Buyer Personas and Human-To-Human Marketing
Sarah Corley#Digital Marketing, #Inbound Marketing
Remembering that we are connecting with actual people is one of the keys to inbound marketing success. Defining buyer personas helps us do just that.
“There is no more B2B or B2C, there is H2H: Human to Human.”
I like this quote by Bryan Kramer because it reminds me of what’s most important. In the hustle and bustle of a marketer’s day-to-day routine, it can be easy to get caught up in the details: increasing interactions, decreasing your bounce rate, monitoring a click-through rate in your email campaigns, all while worrying about SEO.
Yes, those are all important factors. Yes, ROI is important. However, at the end of the day, are we treating people simply as a means to an end of making a sale? Are we, as marketers, providing value to our audiences?
When I tell people that I’m an inbound marketer, they don’t get it. “I’ve never heard of that before.” I usually follow up with a brief explanation. Inbound marketing is one of the most effective marketing methods for conducting business. Gone are the traditional marketing days of cold calls, buying names, buying ads, and praying for leads. By simply creating valuable content in the right context, you naturally attract qualified customers to your business through organic search results.
One of the best ways to create this valuable content is using buyer personas (which can also be known as marketing personas). HubSpot defines it best: “Buyer personas are semi-fictional representations of a company’s ideal customer, based on market research and real data about their existing customers.”
Buyer personas can help you further personalize your marketing efforts. In fact, the Content Marketing Institute recommends that you give your persona a name and even find a picture for him or her. This will help your team to think of this buyer as a real person, not just another sale. So instead of writing to the masses, you’re writing specifically to Amy or Steve.
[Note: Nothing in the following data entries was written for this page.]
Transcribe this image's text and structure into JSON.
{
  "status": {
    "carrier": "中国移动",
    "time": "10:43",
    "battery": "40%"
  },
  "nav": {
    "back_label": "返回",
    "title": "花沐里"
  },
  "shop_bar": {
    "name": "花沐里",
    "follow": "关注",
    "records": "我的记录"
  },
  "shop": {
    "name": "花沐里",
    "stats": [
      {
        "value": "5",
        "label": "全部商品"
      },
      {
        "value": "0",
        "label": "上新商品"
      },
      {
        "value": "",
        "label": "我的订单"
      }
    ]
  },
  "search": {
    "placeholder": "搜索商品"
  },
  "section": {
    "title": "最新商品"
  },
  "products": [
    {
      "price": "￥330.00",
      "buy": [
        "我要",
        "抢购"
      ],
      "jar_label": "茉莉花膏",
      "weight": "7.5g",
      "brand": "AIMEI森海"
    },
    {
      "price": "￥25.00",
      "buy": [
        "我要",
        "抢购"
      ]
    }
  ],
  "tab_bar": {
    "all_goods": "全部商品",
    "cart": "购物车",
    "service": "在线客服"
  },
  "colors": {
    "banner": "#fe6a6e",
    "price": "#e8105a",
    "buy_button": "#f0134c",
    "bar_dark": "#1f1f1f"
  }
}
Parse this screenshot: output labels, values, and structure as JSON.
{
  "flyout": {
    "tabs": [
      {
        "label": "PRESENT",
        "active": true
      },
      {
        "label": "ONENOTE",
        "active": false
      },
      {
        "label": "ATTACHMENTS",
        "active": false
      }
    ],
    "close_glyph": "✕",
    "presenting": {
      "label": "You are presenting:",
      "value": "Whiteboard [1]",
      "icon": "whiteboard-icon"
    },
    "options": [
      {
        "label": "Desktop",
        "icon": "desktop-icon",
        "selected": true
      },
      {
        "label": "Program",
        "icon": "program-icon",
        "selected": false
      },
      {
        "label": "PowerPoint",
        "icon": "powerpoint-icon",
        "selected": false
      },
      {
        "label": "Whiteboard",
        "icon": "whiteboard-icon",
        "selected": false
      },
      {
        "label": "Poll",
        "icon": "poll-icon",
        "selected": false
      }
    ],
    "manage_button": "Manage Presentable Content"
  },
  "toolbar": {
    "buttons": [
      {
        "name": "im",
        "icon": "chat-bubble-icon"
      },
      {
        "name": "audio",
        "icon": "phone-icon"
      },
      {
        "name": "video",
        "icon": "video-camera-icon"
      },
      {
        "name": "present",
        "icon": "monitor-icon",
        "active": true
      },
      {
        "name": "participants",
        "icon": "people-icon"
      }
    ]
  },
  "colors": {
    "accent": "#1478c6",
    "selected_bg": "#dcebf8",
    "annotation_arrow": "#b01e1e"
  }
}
In order to have the most effective buyer personas, your persona profiles should include: rough demographics, roles that this person plays in his or her personal and professional lives, key responsibilities, daily tasks, goals that this persona wants to achieve, major concerns and challenges that your persona faces, and a preferred content medium (social media, blogs, newspaper, etc.). Remember, this information is based on data, research, and interviews with your customers. We’ve even written a blog on how to gather this information.
Once you’ve created your buyer personas, writing content is much easier! Suddenly, you have a glimpse as to who your target customers are, and this means you can write content from a human to a human (because, after all, your persona is a living, breathing person out there).
Taking the important step of creating buyer personas will help marketers remember that, at the end of the day, they are writing and creating content for another human being, not just fulfilling a quota.